An idea that has been going round for years and years, I’ve seen tree bark camo done many ways by many people. The idea is to disguise the gun as a stick or branch, adding a texture that hides the smooth barrel that gives away a sniper rifle. In this article, I’ll go over a few ways to make it yourself, the materials you’ll need, and then tell you why it’s a shit idea from a camouflage perspective.
So, as far back as I can remember, there were people who used modelling clay and something I think was used to make decorations for reptile tanks which was similar. These added a lot of weight to the gun, but could be moulded and didn’t break. Unlike those who attempted to use real bark which was usually attached to the gun with wire, to hold it in place. Real bark obviously looked the part, but was impractical unless you were playing from a fixed position with little movement. More recently. I’ve seen tape applied to rifles, creased and with padding underneath to mimic the imperfect shape of branches, then painted (there are some seriously good artists out there).
It looks great, and if you view it at one metre (like most photos, or at your workbench when you’re making it) it can be a very convincing natural object. So, why does it not work? Well, if your game is replicating natural objects, it does. It works very well. But camouflage is about disguise, which is a little more complicated than looking like you fell out of a florist. Explanation time…
I can pretty much guarantee that the rifle is the first thing people will see of a sniper. Especially those who don’t camouflage their gun because they love the “tactical black” look. It’s the furthest forward element of the sniper, and it’s the bit that moves the most as well, as we reload and aim (if you’re shooting from kneeling or standing). It’s the most important bit to hide but usually receives the least attention in terms of camouflage. It’s also quite an eye-catching shape for those players looking for you.
The biggest problem with the tree bark camo idea, is that beyond the one metre photo range, you’re turning your long, dark rifle silhouette into a long, dark branch silhouette that looks like a rifle. It’s not actually breaking up the outline or shape of the rifle, it’s matching it. The lovely bark effect that you see at close range is lost past ten metres, and with MED you should always be at least twenty metres from other players anyway. Nobody at normal ranges is going to see it as the branch that you want it to be. And that long shape is going to be constantly moving – if a tree branch is moving in the environment then you’d notice it anyway because it’s unusual.
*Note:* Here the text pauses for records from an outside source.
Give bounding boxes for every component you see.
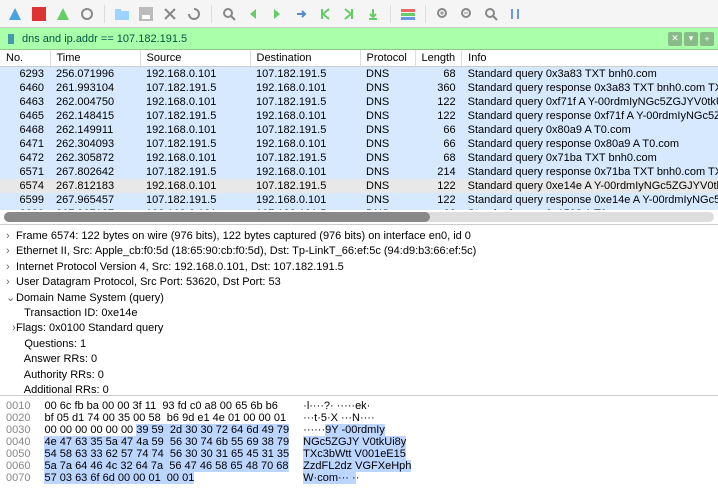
- col-info[interactable]: Info: [462, 50, 718, 67]
- packet-bytes-pane[interactable]: 0010 0020 0030 0040 0050 0060 0070 00 6c…: [0, 396, 718, 492]
- packet-details-pane[interactable]: ›Frame 6574: 122 bytes on wire (976 bits…: [0, 224, 718, 396]
- table-row[interactable]: 6465262.148415107.182.191.5192.168.0.101…: [0, 109, 718, 123]
- packet-list-header[interactable]: No. Time Source Destination Protocol Len…: [0, 50, 718, 67]
- table-row[interactable]: 6293256.071996192.168.0.101107.182.191.5…: [0, 67, 718, 82]
- last-icon[interactable]: [338, 3, 360, 25]
- hex-offsets: 0010 0020 0030 0040 0050 0060 0070: [6, 400, 30, 488]
- detail-authority-rrs[interactable]: Authority RRs: 0: [6, 368, 712, 383]
- colorize-icon[interactable]: [397, 3, 419, 25]
- detail-dns[interactable]: ⌄Domain Name System (query): [6, 291, 712, 306]
- display-filter-input[interactable]: [22, 33, 668, 45]
- goto-icon[interactable]: [290, 3, 312, 25]
- col-protocol[interactable]: Protocol: [360, 50, 415, 67]
- add-filter-icon[interactable]: +: [700, 32, 714, 46]
- clear-filter-icon[interactable]: ✕: [668, 32, 682, 46]
- table-row[interactable]: 6472262.305872192.168.0.101107.182.191.5…: [0, 151, 718, 165]
- table-row[interactable]: 6571267.802642107.182.191.5192.168.0.101…: [0, 165, 718, 179]
- table-row[interactable]: 6460261.993104107.182.191.5192.168.0.101…: [0, 81, 718, 95]
- packet-list-hscroll[interactable]: [4, 212, 714, 222]
- hex-ascii[interactable]: ·l····?· ·····ek· ···t·5·X ···N···· ····…: [303, 400, 411, 488]
- table-row[interactable]: 6574267.812183192.168.0.101107.182.191.5…: [0, 179, 718, 193]
- col-destination[interactable]: Destination: [250, 50, 360, 67]
- detail-additional-rrs[interactable]: Additional RRs: 0: [6, 383, 712, 396]
- stop-icon[interactable]: [28, 3, 50, 25]
- detail-answer-rrs[interactable]: Answer RRs: 0: [6, 352, 712, 367]
- save-icon[interactable]: [135, 3, 157, 25]
- first-icon[interactable]: [314, 3, 336, 25]
- detail-flags[interactable]: ›Flags: 0x0100 Standard query: [6, 321, 712, 336]
- next-icon[interactable]: [266, 3, 288, 25]
- main-toolbar: [0, 0, 718, 28]
- col-time[interactable]: Time: [50, 50, 140, 67]
- bookmark-icon[interactable]: [4, 32, 18, 46]
- detail-ip[interactable]: ›Internet Protocol Version 4, Src: 192.1…: [6, 260, 712, 275]
- table-row[interactable]: 6599267.965457107.182.191.5192.168.0.101…: [0, 193, 718, 207]
- zoom-reset-icon[interactable]: [480, 3, 502, 25]
- options-icon[interactable]: [76, 3, 98, 25]
- reload-icon[interactable]: [183, 3, 205, 25]
- resize-columns-icon[interactable]: [504, 3, 526, 25]
- shark-fin-icon[interactable]: [4, 3, 26, 25]
- table-row[interactable]: 6471262.304093107.182.191.5192.168.0.101…: [0, 137, 718, 151]
- close-icon[interactable]: [159, 3, 181, 25]
- table-row[interactable]: 6468262.149911192.168.0.101107.182.191.5…: [0, 123, 718, 137]
- col-source[interactable]: Source: [140, 50, 250, 67]
- detail-frame[interactable]: ›Frame 6574: 122 bytes on wire (976 bits…: [6, 229, 712, 244]
- table-row[interactable]: 6463262.004750192.168.0.101107.182.191.5…: [0, 95, 718, 109]
- open-icon[interactable]: [111, 3, 133, 25]
- prev-icon[interactable]: [242, 3, 264, 25]
- packet-list-pane[interactable]: No. Time Source Destination Protocol Len…: [0, 50, 718, 210]
- display-filter-bar: ✕ ▾ +: [0, 28, 718, 50]
- table-row[interactable]: 6600267.967127192.168.0.101107.182.191.5…: [0, 207, 718, 210]
- hex-bytes[interactable]: 00 6c fb ba 00 00 3f 11 93 fd c0 a8 00 6…: [44, 400, 289, 488]
- col-length[interactable]: Length: [415, 50, 462, 67]
- restart-icon[interactable]: [52, 3, 74, 25]
- detail-questions[interactable]: Questions: 1: [6, 337, 712, 352]
- find-icon[interactable]: [218, 3, 240, 25]
- autoscroll-icon[interactable]: [362, 3, 384, 25]
- detail-ethernet[interactable]: ›Ethernet II, Src: Apple_cb:f0:5d (18:65…: [6, 244, 712, 259]
- zoom-in-icon[interactable]: [432, 3, 454, 25]
- apply-filter-icon[interactable]: ▾: [684, 32, 698, 46]
- zoom-out-icon[interactable]: [456, 3, 478, 25]
- col-no[interactable]: No.: [0, 50, 50, 67]
- detail-udp[interactable]: ›User Datagram Protocol, Src Port: 53620…: [6, 275, 712, 290]
- detail-txid[interactable]: Transaction ID: 0xe14e: [6, 306, 712, 321]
This is the problem with always judging your camouflage up close.
What you need to do (I’m in the middle of rebuilding my VSR at the moment, internally and externally so I’ll do a demonstration once that project is finished) is try to hide that long, dark, distinctive rifle silhouette by breaking it up into different shapes.
I’ve used green and tan here just to show it more easily, you can adjust to your environmental needs. The light and dark contrast at a distance is going to hide that outline by breaking it up into smaller elements, much the same as we do with ghillie suits. Same principles apply to all your kit. If you can coordinate the camo to match, using haloscreen and dyed cotton for example, then it’ll accentuate that breakup, as well as adding much needed 3D texture.
A note on spray painting rifles, even using matt paint and no matter how good the pattern is, it still leaves a smooth flat sheen because of the plastic and metal surfaces underneath. Unfortunately, you can’t just paint your way out of it.
Camouflage. It’s more than just trying to replicate nature. Shape, colour, pattern, breakup.